For this work, one may wonder if TinyStories is in fact a decent toy model dataset of the general English language. On the outset, it would seem that the ability to write simple stories about imaginary characters would have very little bearing on something as large and complex as a refined subset of the educational content of the Common Crawl of the web. It is somewhat surprising, then, that we have found the results of training mixers and transformers on TinyStories to be fairly representative of their performance on fineweb-edu 10BT
. The following similarities and differences are observed:
- High-level performance characteristics of mixers and transformers are very similar: mixers are more efficient retrieval model encoders for both TinyStories and the Fineweb, whereas Transformers are slightly more efficient causal language models for both.
- It was found that a relatively small (by default standards) head number of 4 was compute-optimal for TinyStories, and the same is true for the Fineweb (for this model size).
- Unsurprisingly the Fineweb is much better-modeled by deeper models than were optimal for TinyStories (16 versus 8 layers), but otherwise the optimal model architectures are quite similar ($d_m=1024$ mixers being similar to $d_m=512$ transformers for learning efficiency, similar $\eta$ values for the optimizer etc.)
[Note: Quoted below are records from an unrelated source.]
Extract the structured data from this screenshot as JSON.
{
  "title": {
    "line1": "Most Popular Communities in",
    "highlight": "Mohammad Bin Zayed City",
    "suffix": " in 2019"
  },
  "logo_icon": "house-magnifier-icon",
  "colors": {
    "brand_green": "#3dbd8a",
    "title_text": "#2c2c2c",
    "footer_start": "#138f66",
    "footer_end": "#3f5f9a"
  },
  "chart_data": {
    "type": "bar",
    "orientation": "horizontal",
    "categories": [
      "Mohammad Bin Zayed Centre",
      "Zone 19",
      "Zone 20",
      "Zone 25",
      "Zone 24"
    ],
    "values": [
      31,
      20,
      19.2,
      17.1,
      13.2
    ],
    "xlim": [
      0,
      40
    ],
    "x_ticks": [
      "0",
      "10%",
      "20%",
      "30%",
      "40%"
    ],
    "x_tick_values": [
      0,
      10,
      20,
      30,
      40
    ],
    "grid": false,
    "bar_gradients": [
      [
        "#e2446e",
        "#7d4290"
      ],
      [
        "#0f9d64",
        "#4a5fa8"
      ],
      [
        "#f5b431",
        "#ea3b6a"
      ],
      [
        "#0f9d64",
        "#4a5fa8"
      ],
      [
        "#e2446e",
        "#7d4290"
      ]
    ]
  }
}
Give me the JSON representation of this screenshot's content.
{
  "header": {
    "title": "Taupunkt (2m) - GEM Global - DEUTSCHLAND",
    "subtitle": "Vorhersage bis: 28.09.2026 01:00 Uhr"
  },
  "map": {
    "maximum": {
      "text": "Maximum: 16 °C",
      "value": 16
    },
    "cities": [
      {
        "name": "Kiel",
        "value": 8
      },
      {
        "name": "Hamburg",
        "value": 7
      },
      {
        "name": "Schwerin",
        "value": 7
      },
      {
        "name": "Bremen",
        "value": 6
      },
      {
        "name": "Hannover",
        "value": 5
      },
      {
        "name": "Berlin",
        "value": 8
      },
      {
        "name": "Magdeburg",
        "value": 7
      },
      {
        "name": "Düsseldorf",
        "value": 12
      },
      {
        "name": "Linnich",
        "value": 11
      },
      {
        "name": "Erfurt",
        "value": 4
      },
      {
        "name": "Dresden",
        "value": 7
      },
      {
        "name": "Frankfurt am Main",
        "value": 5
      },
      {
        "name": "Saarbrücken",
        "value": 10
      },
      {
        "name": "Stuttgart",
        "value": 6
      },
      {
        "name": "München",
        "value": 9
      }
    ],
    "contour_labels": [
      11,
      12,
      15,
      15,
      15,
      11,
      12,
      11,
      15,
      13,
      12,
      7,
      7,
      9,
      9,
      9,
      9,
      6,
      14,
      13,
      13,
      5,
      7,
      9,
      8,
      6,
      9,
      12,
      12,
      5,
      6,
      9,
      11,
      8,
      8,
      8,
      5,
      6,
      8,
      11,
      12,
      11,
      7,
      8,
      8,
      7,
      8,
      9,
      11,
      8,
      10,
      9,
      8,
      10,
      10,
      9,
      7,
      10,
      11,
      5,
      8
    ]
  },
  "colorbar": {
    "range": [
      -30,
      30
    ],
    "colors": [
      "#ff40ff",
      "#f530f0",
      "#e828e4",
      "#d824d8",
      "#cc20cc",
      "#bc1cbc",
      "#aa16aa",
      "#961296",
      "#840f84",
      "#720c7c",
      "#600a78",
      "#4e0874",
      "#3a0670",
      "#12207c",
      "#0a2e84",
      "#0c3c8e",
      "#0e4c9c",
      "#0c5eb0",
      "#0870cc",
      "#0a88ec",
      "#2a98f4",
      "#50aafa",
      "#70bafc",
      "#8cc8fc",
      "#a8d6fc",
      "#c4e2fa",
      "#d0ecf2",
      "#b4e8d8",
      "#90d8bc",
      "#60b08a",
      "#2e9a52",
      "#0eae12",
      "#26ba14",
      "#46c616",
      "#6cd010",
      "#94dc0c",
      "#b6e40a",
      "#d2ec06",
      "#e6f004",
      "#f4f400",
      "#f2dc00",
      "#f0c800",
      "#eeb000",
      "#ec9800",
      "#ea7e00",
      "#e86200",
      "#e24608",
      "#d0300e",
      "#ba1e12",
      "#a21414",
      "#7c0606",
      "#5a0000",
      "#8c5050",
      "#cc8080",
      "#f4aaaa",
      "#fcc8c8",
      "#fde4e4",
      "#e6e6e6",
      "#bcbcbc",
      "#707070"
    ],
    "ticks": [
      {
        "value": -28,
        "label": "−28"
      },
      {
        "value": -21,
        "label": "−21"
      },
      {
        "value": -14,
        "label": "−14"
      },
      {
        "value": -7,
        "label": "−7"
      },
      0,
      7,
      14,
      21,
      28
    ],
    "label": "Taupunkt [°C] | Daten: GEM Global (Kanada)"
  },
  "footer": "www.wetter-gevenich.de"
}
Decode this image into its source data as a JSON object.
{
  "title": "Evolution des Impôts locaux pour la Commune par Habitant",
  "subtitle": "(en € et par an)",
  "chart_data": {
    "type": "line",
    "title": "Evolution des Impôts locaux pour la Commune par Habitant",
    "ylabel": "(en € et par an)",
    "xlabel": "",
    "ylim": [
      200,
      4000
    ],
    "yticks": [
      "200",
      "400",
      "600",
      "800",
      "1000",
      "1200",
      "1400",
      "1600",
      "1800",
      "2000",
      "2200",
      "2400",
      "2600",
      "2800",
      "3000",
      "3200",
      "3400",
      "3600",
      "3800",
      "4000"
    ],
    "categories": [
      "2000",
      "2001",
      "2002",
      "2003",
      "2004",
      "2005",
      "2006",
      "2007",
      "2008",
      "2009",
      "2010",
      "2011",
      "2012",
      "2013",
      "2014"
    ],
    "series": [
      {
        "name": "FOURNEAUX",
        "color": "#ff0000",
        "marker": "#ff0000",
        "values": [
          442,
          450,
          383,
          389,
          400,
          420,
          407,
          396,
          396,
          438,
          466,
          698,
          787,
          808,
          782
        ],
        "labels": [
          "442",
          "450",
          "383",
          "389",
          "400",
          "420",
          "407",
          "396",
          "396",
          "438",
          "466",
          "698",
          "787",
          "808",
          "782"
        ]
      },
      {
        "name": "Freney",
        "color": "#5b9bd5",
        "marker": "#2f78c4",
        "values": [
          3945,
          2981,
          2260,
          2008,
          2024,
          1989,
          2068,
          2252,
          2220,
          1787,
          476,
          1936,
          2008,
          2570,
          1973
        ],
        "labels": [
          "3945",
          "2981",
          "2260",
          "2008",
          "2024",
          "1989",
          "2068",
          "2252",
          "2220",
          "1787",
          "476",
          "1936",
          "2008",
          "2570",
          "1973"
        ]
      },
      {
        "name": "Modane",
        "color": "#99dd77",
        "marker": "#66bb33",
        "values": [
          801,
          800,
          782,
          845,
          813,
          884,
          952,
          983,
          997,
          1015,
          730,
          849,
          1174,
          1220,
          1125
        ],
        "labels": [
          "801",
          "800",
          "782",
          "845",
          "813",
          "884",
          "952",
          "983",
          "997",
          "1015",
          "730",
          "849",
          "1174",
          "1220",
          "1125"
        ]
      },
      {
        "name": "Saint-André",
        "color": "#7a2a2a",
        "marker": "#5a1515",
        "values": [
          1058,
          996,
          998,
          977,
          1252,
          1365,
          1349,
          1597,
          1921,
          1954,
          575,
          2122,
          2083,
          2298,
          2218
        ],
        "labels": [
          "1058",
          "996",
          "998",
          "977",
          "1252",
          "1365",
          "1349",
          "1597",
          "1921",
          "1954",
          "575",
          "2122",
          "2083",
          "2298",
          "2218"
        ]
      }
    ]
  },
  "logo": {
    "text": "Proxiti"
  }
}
- One notable difference is that transformer embedding models (for retrieval) trained on
fineweb-edu 10BT
are often benefitted by initializing a larger $n_h$ than the model was trained with, which is the opposite for the TinyStories. - Also as expected, the retrieval model training process is much faster for the Fineweb, often requiring fewer than 20 epochs for optimal evaluation loss compared to 100 or more for embedding models trained on TinyStories.